Os investigadores desenvolveram nanopartículas de RNA-lipídios que codificam a Nppa, fazendo com que as células musculares da coxa ou do braço produzam uma molécula chamada pró- peptídeo natriurético atrial. Essa molécula, que não é reativa no organismo, circula por toda a corrente sanguínea. Uma enzima específica, chamada Corina, a transforma em peptídeo natriurético atrial. A Corina é cerca de 60 vezes mais abundante no coração do que em outros órgãos. Em outras palavras, o medicamento circula até chegar ao único órgão capaz de ativá-lo.

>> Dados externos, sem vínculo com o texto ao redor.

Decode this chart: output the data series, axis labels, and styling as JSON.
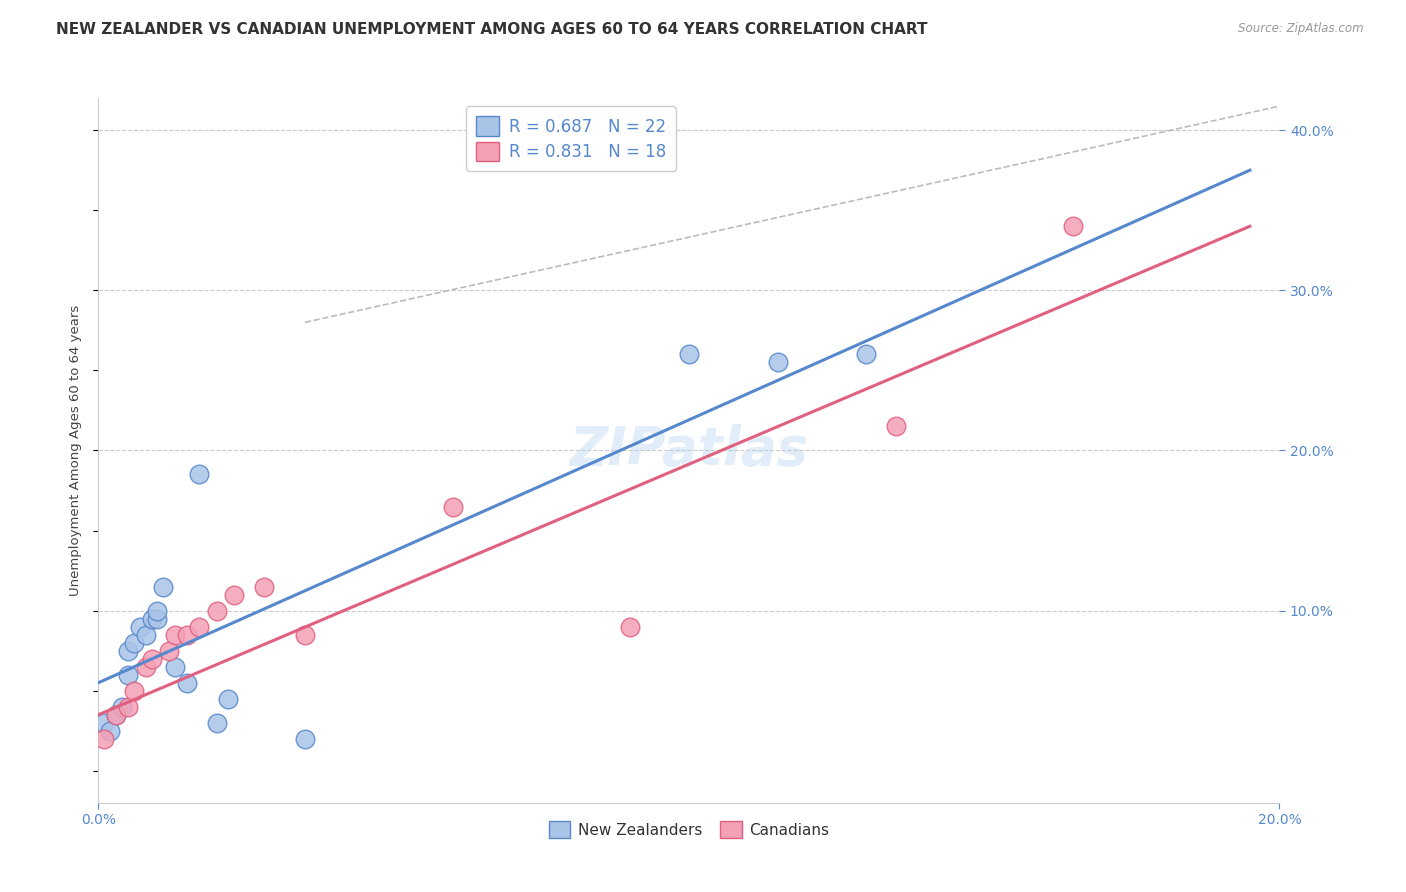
{
  "title": "NEW ZEALANDER VS CANADIAN UNEMPLOYMENT AMONG AGES 60 TO 64 YEARS CORRELATION CHART",
  "source_text": "Source: ZipAtlas.com",
  "ylabel": "Unemployment Among Ages 60 to 64 years",
  "xlim": [
    0.0,
    0.2
  ],
  "ylim": [
    -0.02,
    0.42
  ],
  "xticks": [
    0.0,
    0.2
  ],
  "yticks_right": [
    0.1,
    0.2,
    0.3,
    0.4
  ],
  "background_color": "#ffffff",
  "grid_color": "#cccccc",
  "nz_color": "#aac4e8",
  "ca_color": "#f4a0b5",
  "nz_line_color": "#5588cc",
  "ca_line_color": "#e06080",
  "axis_label_color": "#5588cc",
  "legend_r_nz": "R = 0.687",
  "legend_n_nz": "N = 22",
  "legend_r_ca": "R = 0.831",
  "legend_n_ca": "N = 18",
  "nz_label": "New Zealanders",
  "ca_label": "Canadians",
  "nz_x": [
    0.001,
    0.002,
    0.003,
    0.004,
    0.005,
    0.005,
    0.006,
    0.007,
    0.008,
    0.009,
    0.01,
    0.01,
    0.011,
    0.013,
    0.015,
    0.017,
    0.02,
    0.022,
    0.035,
    0.1,
    0.115,
    0.13
  ],
  "nz_y": [
    0.03,
    0.025,
    0.035,
    0.04,
    0.06,
    0.075,
    0.08,
    0.09,
    0.085,
    0.095,
    0.095,
    0.1,
    0.115,
    0.065,
    0.055,
    0.185,
    0.03,
    0.045,
    0.02,
    0.26,
    0.255,
    0.26
  ],
  "ca_x": [
    0.001,
    0.003,
    0.005,
    0.006,
    0.008,
    0.009,
    0.012,
    0.013,
    0.015,
    0.017,
    0.02,
    0.023,
    0.028,
    0.035,
    0.06,
    0.09,
    0.135,
    0.165
  ],
  "ca_y": [
    0.02,
    0.035,
    0.04,
    0.05,
    0.065,
    0.07,
    0.075,
    0.085,
    0.085,
    0.09,
    0.1,
    0.11,
    0.115,
    0.085,
    0.165,
    0.09,
    0.215,
    0.34
  ],
  "nz_line_x": [
    0.0,
    0.195
  ],
  "nz_line_y": [
    0.055,
    0.375
  ],
  "ca_line_x": [
    0.0,
    0.195
  ],
  "ca_line_y": [
    0.035,
    0.34
  ],
  "diag_line_x": [
    0.035,
    0.2
  ],
  "diag_line_y": [
    0.28,
    0.415
  ],
  "diag_line_color": "#bbbbbb",
  "title_fontsize": 11,
  "axis_fontsize": 9.5,
  "tick_fontsize": 10,
  "scatter_size": 180
}
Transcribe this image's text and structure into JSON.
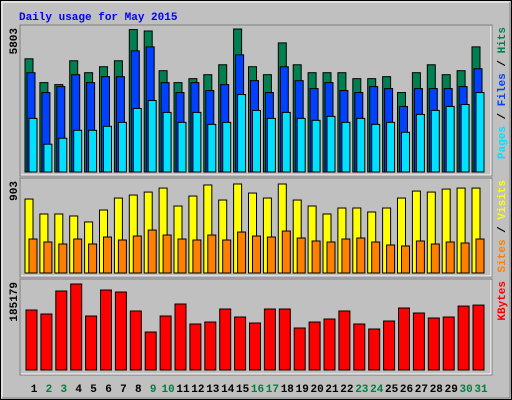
{
  "chart_data": [
    {
      "type": "bar",
      "title": "Daily usage for May 2015",
      "ylim": [
        0,
        5803
      ],
      "legend_separator": " / ",
      "series": [
        {
          "name": "Pages",
          "color": "#00e0ff",
          "values": [
            2176,
            1128,
            1370,
            1693,
            1693,
            1854,
            2015,
            2579,
            2902,
            2418,
            2015,
            2418,
            1934,
            2015,
            3143,
            2499,
            2176,
            2418,
            2176,
            2096,
            2257,
            2015,
            2176,
            1934,
            2015,
            1612,
            2337,
            2499,
            2660,
            2740,
            3224
          ]
        },
        {
          "name": "Files",
          "color": "#0040ff",
          "values": [
            4030,
            3224,
            3466,
            3949,
            3627,
            3869,
            3869,
            4917,
            5078,
            3627,
            3224,
            3627,
            3305,
            3546,
            4755,
            3708,
            3224,
            4272,
            3708,
            3385,
            3627,
            3305,
            3224,
            3466,
            3385,
            2660,
            3385,
            3385,
            3385,
            3466,
            4191
          ]
        },
        {
          "name": "Hits",
          "color": "#008050",
          "values": [
            4594,
            3627,
            3546,
            4514,
            4030,
            4272,
            4514,
            5780,
            5723,
            4111,
            3627,
            3788,
            3949,
            4352,
            5803,
            4272,
            3949,
            5239,
            4352,
            4030,
            4030,
            4030,
            3788,
            3788,
            3869,
            3224,
            4030,
            4352,
            3949,
            4111,
            5078
          ]
        }
      ]
    },
    {
      "type": "bar",
      "ylim": [
        0,
        903
      ],
      "legend_separator": " / ",
      "series": [
        {
          "name": "Sites",
          "color": "#ff8000",
          "values": [
            341,
            311,
            291,
            341,
            291,
            361,
            331,
            371,
            431,
            381,
            341,
            331,
            381,
            331,
            411,
            371,
            361,
            421,
            351,
            321,
            311,
            341,
            351,
            311,
            281,
            271,
            321,
            291,
            311,
            301,
            341
          ]
        },
        {
          "name": "Visits",
          "color": "#ffff00",
          "values": [
            742,
            592,
            592,
            572,
            512,
            632,
            752,
            782,
            812,
            852,
            672,
            772,
            883,
            732,
            893,
            802,
            752,
            893,
            732,
            672,
            592,
            652,
            652,
            612,
            652,
            752,
            822,
            812,
            842,
            852,
            852
          ]
        }
      ]
    },
    {
      "type": "bar",
      "ylim": [
        0,
        185179
      ],
      "categories": [
        "1",
        "2",
        "3",
        "4",
        "5",
        "6",
        "7",
        "8",
        "9",
        "10",
        "11",
        "12",
        "13",
        "14",
        "15",
        "16",
        "17",
        "18",
        "19",
        "20",
        "21",
        "22",
        "23",
        "24",
        "25",
        "26",
        "27",
        "28",
        "29",
        "30",
        "31"
      ],
      "category_colors": [
        "#000000",
        "#008040",
        "#008040",
        "#000000",
        "#000000",
        "#000000",
        "#000000",
        "#000000",
        "#008040",
        "#008040",
        "#000000",
        "#000000",
        "#000000",
        "#000000",
        "#000000",
        "#008040",
        "#008040",
        "#000000",
        "#000000",
        "#000000",
        "#000000",
        "#000000",
        "#008040",
        "#008040",
        "#000000",
        "#000000",
        "#000000",
        "#000000",
        "#000000",
        "#008040",
        "#008040"
      ],
      "series": [
        {
          "name": "KBytes",
          "color": "#ff0000",
          "values": [
            129180,
            120570,
            170080,
            185179,
            116260,
            172240,
            167930,
            127030,
            81810,
            116260,
            142100,
            99040,
            103350,
            131330,
            114110,
            101200,
            131330,
            131330,
            90430,
            103350,
            109800,
            127030,
            99040,
            88270,
            105500,
            133480,
            122720,
            111960,
            114110,
            137640,
            139790
          ]
        }
      ]
    }
  ]
}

“O direcionamento baseia-se na clivagem específica de uma enzima que é naturalmente expressa no coração”, disse Ke Cheng. “A ideia é que não se precise tocar no coração nem abrir o tórax. Tudo o que é precisa fazer é injetar no braço.”
Para manter a produção por tempo suficiente a equipa usou um RNA autoamplificável (saRNA) especialmente projetado que se replica dentro das células. Os efeitos de uma única injeção duraram pelo menos quatro semanas. Assim, o paciente apenas precisa de se deslocar ao Hospital uma vez por mês.
O investigador Ke Cheng indicou que espera fabricar a terapia na Iniciativa de Engenharia Celular e Terapia da Universidade Columbia e realizar um ensaio clínico de fase I para avaliação de segurança no Centro Médico Irving da Universidade Columbia.